森を抜けたかと思いきや、誰かに追われる様な焦燥感のある曲。
4.BUSINESS
電子音的な効果音の取り入れ方がスマートだ。
それは電池が切れそうな音だったり、サイレンの音だったり。
喧騒から出来ている都市、道行く人は無表情。そんな中にあるクラブで平静を保とうとしつつ踊り狂ってしまうイメージの曲。
5.ほへと囃子
アルバムで1番柔らかい表現をしている歌詞。子供向けコンテンツの中に使われそうな曲。
外国のマーケットと日本の祭の出店を足して割る2した場所で、浮き足立って迷子になりながらスキップしているイメージ。
たまに出てくる不穏で深みのある音が(低いコーラス、弦楽器の歪ませ方)Airezias らしい。
6.ハニーマスタード
平易なリズムなミディアムテンポの曲。
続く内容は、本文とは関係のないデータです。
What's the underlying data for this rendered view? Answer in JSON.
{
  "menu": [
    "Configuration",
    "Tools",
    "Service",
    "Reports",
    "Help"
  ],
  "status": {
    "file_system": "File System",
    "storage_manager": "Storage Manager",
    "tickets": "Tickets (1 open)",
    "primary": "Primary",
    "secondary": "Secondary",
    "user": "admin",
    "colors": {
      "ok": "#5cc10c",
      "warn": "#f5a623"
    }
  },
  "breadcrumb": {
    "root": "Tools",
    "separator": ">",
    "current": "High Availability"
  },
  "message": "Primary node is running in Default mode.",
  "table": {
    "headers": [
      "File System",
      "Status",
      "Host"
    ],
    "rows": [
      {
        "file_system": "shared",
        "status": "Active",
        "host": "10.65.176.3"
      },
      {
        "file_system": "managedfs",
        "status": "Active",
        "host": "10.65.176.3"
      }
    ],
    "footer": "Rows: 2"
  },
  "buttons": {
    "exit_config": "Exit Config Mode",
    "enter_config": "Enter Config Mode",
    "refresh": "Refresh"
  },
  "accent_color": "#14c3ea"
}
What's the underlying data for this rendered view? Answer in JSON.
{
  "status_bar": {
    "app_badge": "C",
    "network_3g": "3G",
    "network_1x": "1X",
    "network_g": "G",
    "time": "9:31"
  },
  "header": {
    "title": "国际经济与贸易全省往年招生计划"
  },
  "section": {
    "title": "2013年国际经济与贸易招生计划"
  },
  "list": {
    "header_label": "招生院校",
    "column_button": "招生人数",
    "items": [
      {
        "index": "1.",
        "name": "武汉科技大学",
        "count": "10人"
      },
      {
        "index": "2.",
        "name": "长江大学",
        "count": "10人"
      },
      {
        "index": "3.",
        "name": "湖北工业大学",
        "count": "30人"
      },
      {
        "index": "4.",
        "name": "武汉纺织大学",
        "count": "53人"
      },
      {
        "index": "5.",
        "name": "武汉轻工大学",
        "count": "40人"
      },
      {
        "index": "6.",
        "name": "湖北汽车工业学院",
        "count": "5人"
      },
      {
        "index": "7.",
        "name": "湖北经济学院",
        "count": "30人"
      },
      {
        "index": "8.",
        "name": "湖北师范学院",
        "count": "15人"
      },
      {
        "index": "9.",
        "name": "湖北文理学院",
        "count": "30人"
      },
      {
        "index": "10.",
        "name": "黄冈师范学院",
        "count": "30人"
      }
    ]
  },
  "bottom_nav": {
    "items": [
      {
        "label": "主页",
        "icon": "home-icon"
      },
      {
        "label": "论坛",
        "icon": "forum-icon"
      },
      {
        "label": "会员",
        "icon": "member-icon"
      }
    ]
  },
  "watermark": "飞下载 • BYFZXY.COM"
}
ゴリっとしたベースと、割れかけたボーカルの音、サビの低音コーラスがクールさを底上げしている。ギターソロの美しさが際立つ。
ライブの開演時間より遅れて行ったらやっていそうなイメージ。
7.蠅と乳房
1番クセのある歌い方をしている曲。ミディアムテンポ。サビと"サビ以外"のスライドの感じ方が同じ奏法なのにまるで違う。サビのスライドはストリングスを彷彿させる。
8.アミソリア跡地
儚げな歌声と優しい楽器達の音に、雨音。静かに外にいるかのよう。
癒されているのに、曲の後半は「ここにずっといてはいけない」
と言っているかのように、楽器達の音は歪み緊張感を出してくる。
冷たい岩肌のある洞窟の先にある、遠い昔あった文明に思いを馳せているようだった。
9.どんなひとでも
1曲目『H』と似たようなコーラスワークが中心の曲。
違うのはピアノが入っていること。美しいのに、
「どんなひとでも燃えれば同じ」と、背筋が凍ることを言う。
異世界に来た時と同じ方法で、元の世界に戻っていくようだ。
10.N
アルバムの中で一番明るいインストの曲。
憑き物が取れ、心身軽くなって走り出したくなった。
こんなに丁寧に作りこまれたアルバムは、バンドにとって最高地点に行っただろう。
そして、きっとこれからも最高地点を更新し続けて面白いものを魅せてくれると聴き手は絶対楽しみにする。